Traditional System Call I/O and High‑Performance Optimizations in Linux
This article explains how Linux traditional read/write system calls work, detailing the CPU, DMA copies and context switches involved, and then explores high‑performance I/O techniques such as zero‑copy, multiplexing and PageCache, together with the Linux I/O stack and buffering layers.
Traditional System Call I/O
In Linux, traditional I/O is performed via the read() and write() system calls, which together involve two CPU copies, two DMA copies and a total of four context switches.
Read Operation
When an application calls read() , if the requested data is already present in the process's page cache it is copied directly from memory; otherwise the kernel loads the data from disk into a kernel‑space read buffer and then copies it to the user‑space buffer, incurring one CPU copy, one DMA copy and two context switches.
read(file_fd, tmp_buf, len);The detailed read flow is:
User process invokes read() , causing a switch from user space to kernel space.
CPU uses the DMA controller to move data from main memory or disk into the kernel read buffer.
CPU copies data from the read buffer to the user‑space buffer.
Context switches back to user space and read() returns.
Write Operation
When an application calls write() , data is first copied from the user‑space buffer to the kernel socket buffer and then from the socket buffer to the NIC for transmission, resulting in two context switches, one CPU copy and one DMA copy.
The write flow mirrors the read flow:
User process invokes write() , switching to kernel space.
CPU copies data from the user buffer to the kernel socket buffer.
CPU uses DMA to move data from the socket buffer to the NIC.

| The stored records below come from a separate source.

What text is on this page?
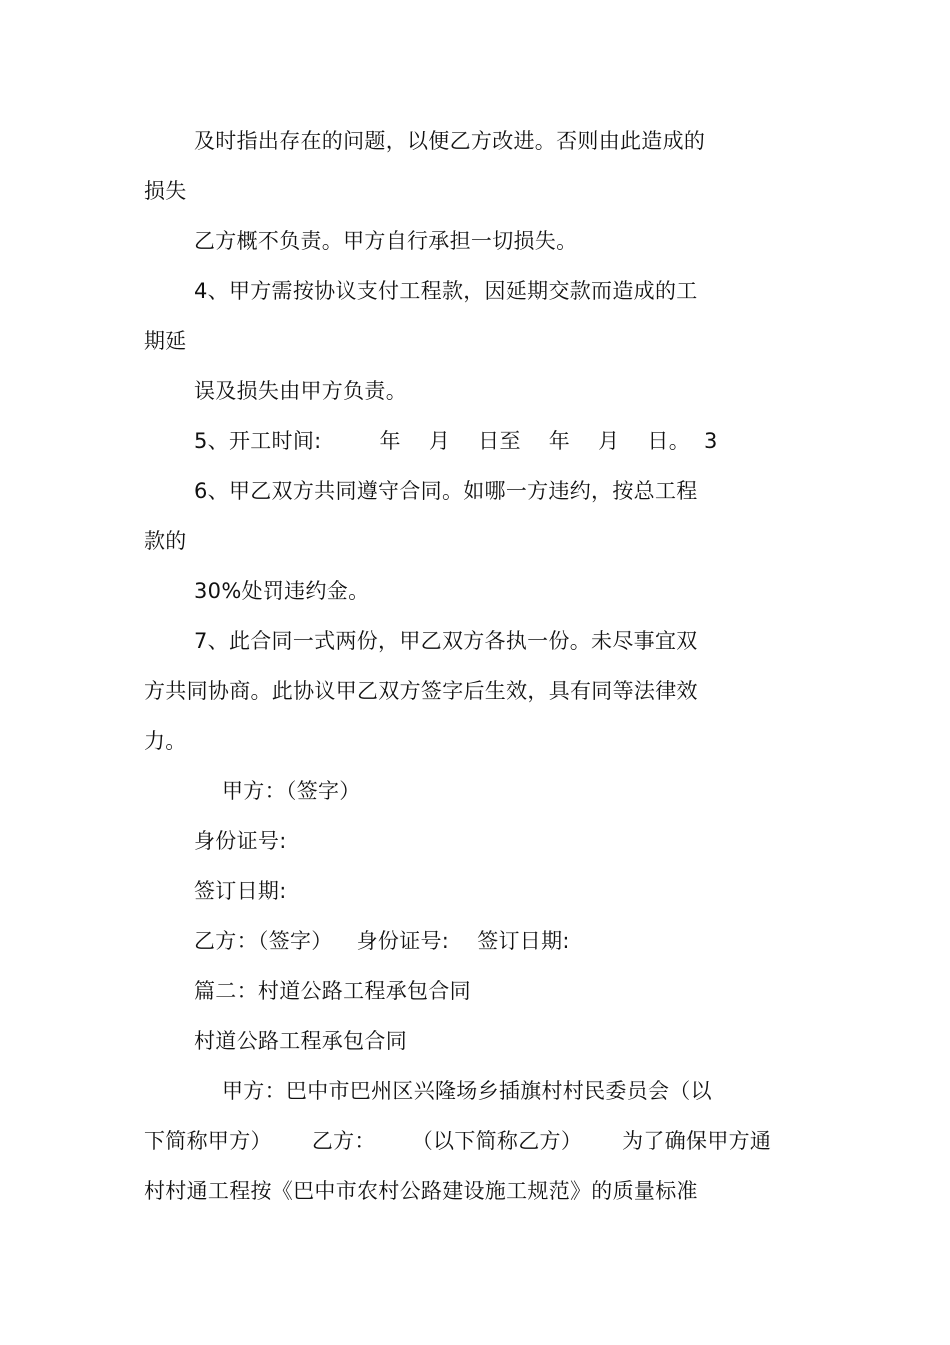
及时指出存在的问题，以便乙方改进。否则由此造成的
损失
乙方概不负责。甲方自行承担一切损失。
4、甲方需按协议支付工程款，因延期交款而造成的工
期延
误及损失由甲方负责。
5、开工时间:	年 月 日至 年 月 日。 3
6、甲乙双方共同遵守合同。如哪一方违约，按总工程
款的
30%处罚违约金。
7、此合同一式两份，甲乙双方各执一份。未尽事宜双
方共同协商。此协议甲乙双方签字后生效，具有同等法律效
力。
甲方：（签字）
身份证号:
签订日期:
乙方：（签字） 身份证号: 签订日期:
篇二：村道公路工程承包合同
村道公路工程承包合同
甲方：巴中市巴州区兴隆场乡插旗村村民委员会（以
下简称甲方） 乙方： （以下简称乙方） 为了确保甲方通
村村通工程按《巴中市农村公路建设施工规范》的质量标准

Context switches back to user space and write() returns.
Network I/O
Network I/O follows the same pattern, with data moving through the kernel socket buffer before reaching the network device via DMA.
Disk I/O
Disk I/O involves the kernel reading or writing data to block devices, again using DMA to transfer between memory and the device.
High‑Performance Optimizations of I/O
Zero‑copy techniques
Multiplexing (I/O multiplexing)
PageCache usage
PageCache is the OS‑level cache for file contents; it reduces disk I/O by keeping file data in memory. When a read request arrives, the kernel first checks PageCache. If the data is present, it is returned directly; otherwise the kernel reads the required blocks from disk into PageCache (typically a few pages) and then serves the request.
For writes, data is first written to PageCache and marked as dirty. A background flusher thread periodically writes dirty pages back to disk when memory is low, dirty pages have been resident too long, or the application calls sync() / fsync() .
Storage Device I/O Stack
The Linux I/O stack can be viewed as three layers:
File‑system layer – copies user data into the file‑system cache and eventually flushes it down.
Block layer – manages block‑device I/O queues, performs request merging and scheduling.
Device layer – interacts with hardware via DMA to move data between memory and the device.
Mechanisms such as Buffered I/O, mmap , and Direct I/O map onto different points of this stack.
I/O Buffering
At the user‑space level, the C stdio library provides its own buffers to reduce the number of system calls. In the kernel, a buffer cache (often called PageCache) stores file data, while a lower‑level BufferCache stores raw block device data. PageCache is tied to the file system, whereas BufferCache deals with raw device blocks.
Understanding these layers and their interactions is essential for designing high‑performance I/O in Linux.